Columbia University College of Physicians and Surgeons, New York, USA.
Pediatr Surg Int. 2018 Sep;34(9):983-989. doi: 10.1007/s00383-018-4306-5. Epub 2018 Aug 1.
Children who undergo lower urinary tract reconstruction (LUTR) often have asymptomatic bacteriuria or recurrent urinary tract infections (UTI). We aimed to determine the prevalence of positive preoperative urine cultures (PPUC) before LUTR and to analyze any impact on postoperative outcomes.
This retrospective review included all pediatric LUTR procedures utilizing bowel segments performed by one surgeon over 2 years. Preoperative cultures were obtained 1-2 days before surgery.

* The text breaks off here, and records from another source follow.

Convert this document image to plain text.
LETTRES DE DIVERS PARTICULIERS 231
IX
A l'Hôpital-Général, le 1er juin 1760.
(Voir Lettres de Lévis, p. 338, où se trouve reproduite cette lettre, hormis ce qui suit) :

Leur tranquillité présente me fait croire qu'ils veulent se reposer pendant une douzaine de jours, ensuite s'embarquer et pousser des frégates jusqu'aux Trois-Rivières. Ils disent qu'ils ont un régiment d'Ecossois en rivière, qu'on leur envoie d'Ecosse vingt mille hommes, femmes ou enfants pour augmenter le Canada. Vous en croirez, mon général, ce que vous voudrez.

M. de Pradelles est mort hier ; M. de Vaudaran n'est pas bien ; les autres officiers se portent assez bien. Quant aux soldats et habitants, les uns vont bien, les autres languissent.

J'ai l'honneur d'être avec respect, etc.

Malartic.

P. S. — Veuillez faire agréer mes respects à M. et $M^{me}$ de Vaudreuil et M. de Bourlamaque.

Baseline characteristics and 90-day infection/readmission rates between patients with and without PPUC were compared using descriptive statistics, Fisher's exact, and Mann-Whitney tests with significance p < 0.05.
54 patients with mean age 10.1 ± 5.6 years underwent LUTR procedures using bowel including continent catheterizable channel (85%), enterocystoplasty (81%), and/or urinary diversion (9%). PPUC was present in 28 patients (52%). Postoperatively, 20% had inpatient infections, including eight UTI, four surgical site infections, and two bloodstream infections with no difference between those with or without PPUC. Within 90 days of discharge, 28% of patients were readmitted to the hospital, and there was no difference between groups. Postoperative urine cultures were positive in 83% of patients within 90 days.

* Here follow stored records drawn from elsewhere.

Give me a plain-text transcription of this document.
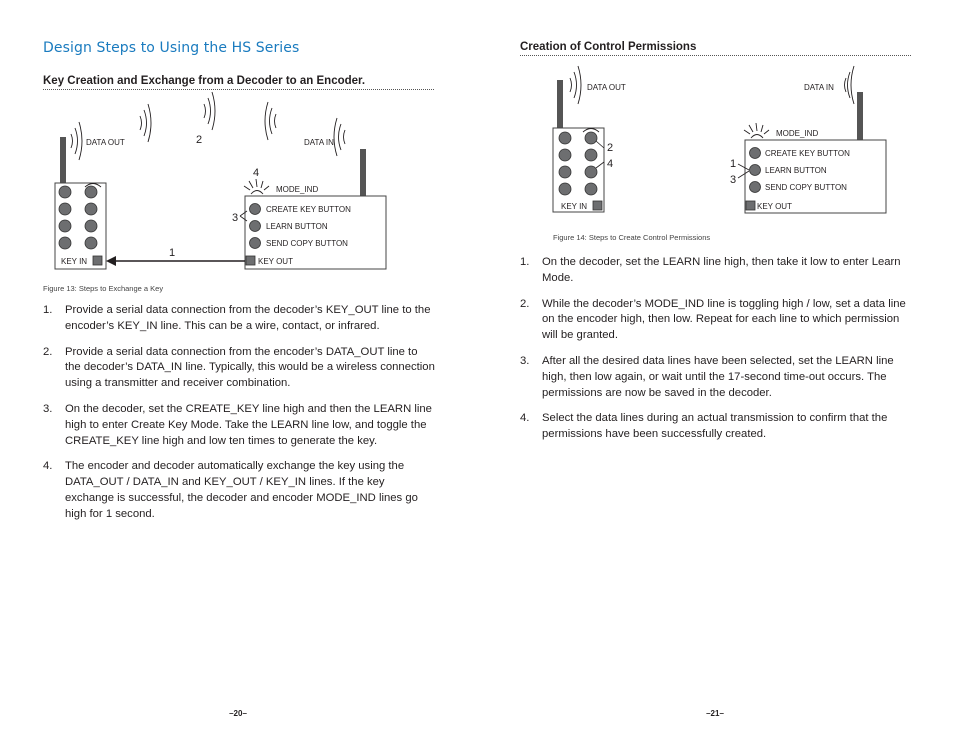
Design Steps to Using the HS Series
Key Creation and Exchange from a Decoder to an Encoder.
KEY IN
DATA OUT
CREATE KEY BUTTON
LEARN BUTTON
SEND COPY BUTTON
KEY OUT
DATA IN
MODE_IND
1
2
3
4
Figure 13: Steps to Exchange a Key
1. Provide a serial data connection from the decoder’s KEY_OUT line to the encoder’s KEY_IN line. This can be a wire, contact, or infrared.
2. Provide a serial data connection from the encoder’s DATA_OUT line to the decoder’s DATA_IN line. Typically, this would be a wireless connection using a transmitter and receiver combination.
3. On the decoder, set the CREATE_KEY line high and then the LEARN line high to enter Create Key Mode. Take the LEARN line low, and toggle the CREATE_KEY line high and low ten times to generate the key.
4. The encoder and decoder automatically exchange the key using the DATA_OUT / DATA_IN and KEY_OUT / KEY_IN lines. If the key exchange is successful, the decoder and encoder MODE_IND lines go high for 1 second.
–20–
Creation of Control Permissions
KEY IN
DATA OUT
CREATE KEY BUTTON
LEARN BUTTON
SEND COPY BUTTON
KEY OUT
DATA IN
MODE_IND
2
4	1
3
Figure 14: Steps to Create Control Permissions
1. On the decoder, set the LEARN line high, then take it low to enter Learn Mode.
2. While the decoder’s MODE_IND line is toggling high / low, set a data line on the encoder high, then low. Repeat for each line to which permission will be granted.
3. After all the desired data lines have been selected, set the LEARN line high, then low again, or wait until the 17-second time-out occurs. The permissions are now be saved in the decoder.
4. Select the data lines during an actual transmission to confirm that the permissions have been successfully created.
–21–
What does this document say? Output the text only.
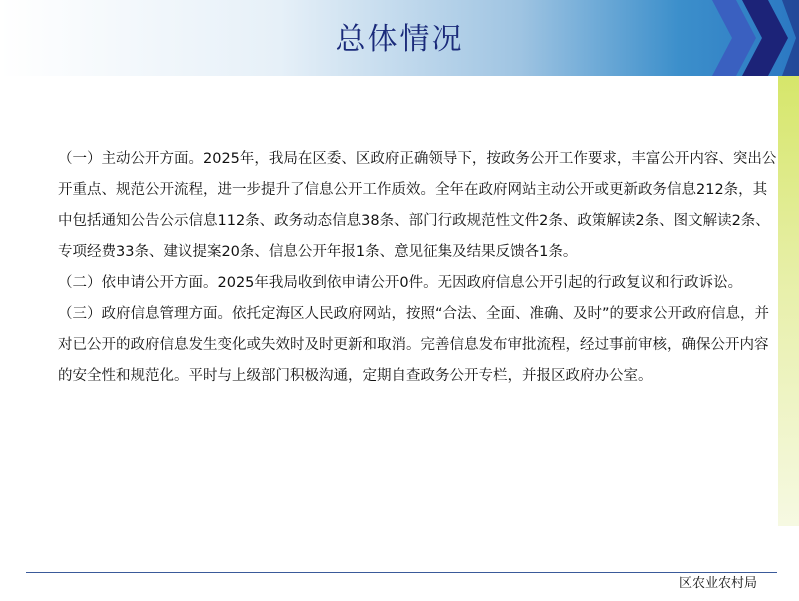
总体情况

（一）主动公开方面。2025年，我局在区委、区政府正确领导下，按政务公开工作要求，丰富公开内容、突出公开重点、规范公开流程，进一步提升了信息公开工作质效。全年在政府网站主动公开或更新政务信息212条，其中包括通知公告公示信息112条、政务动态信息38条、部门行政规范性文件2条、政策解读2条、图文解读2条、专项经费33条、建议提案20条、信息公开年报1条、意见征集及结果反馈各1条。

（二）依申请公开方面。2025年我局收到依申请公开0件。无因政府信息公开引起的行政复议和行政诉讼。

（三）政府信息管理方面。依托定海区人民政府网站，按照“合法、全面、准确、及时”的要求公开政府信息，并对已公开的政府信息发生变化或失效时及时更新和取消。完善信息发布审批流程，经过事前审核，确保公开内容的安全性和规范化。平时与上级部门积极沟通，定期自查政务公开专栏，并报区政府办公室。

区农业农村局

Half of the patients undergoing LUTR have PPUC, but it does not increase the risk of postoperative infections or hospital readmissions. We believe complex LUTR can be safely performed in patients with PPUC.
接受下尿路重建术(LUTR)的儿童常有无症状菌尿或复发性尿路感染(UTI)。我们旨在确定LUTR术前尿培养阳性(PPUC)的发生率,并分析其对术后结局的影响。
这项回顾性研究纳入了一位外科医生在2年内进行的所有使用肠段的小儿LUTR手术。术前1-2天进行培养。使用描述性统计、Fisher精确检验和Mann-Whitney检验比较有无PPUC患者的基线特征和90天感染/再入院率,显著性水平p<0.05。
54例平均年龄10.1±5.6岁的患者接受了使用肠段的LUTR手术,包括可控性膀胱造瘘术(85%)、肠膀胱扩大术(81%)和/或尿流改道术(9%)。28例患者(52%)存在PPUC。术后,20%的患者发生住院感染,包括8例UTI、4例手术部位感染和2例血流感染,有无PPUC的患者之间无差异。出院后90天内,28%的患者再次入院,两组之间无差异。90天内83%的患者术后尿培养呈阳性。
接受LUTR的患者中有一半存在PPUC,但这并不会增加术后感染或再次入院的风险。我们认为PPUC患者可以安全地进行复杂的LUTR手术。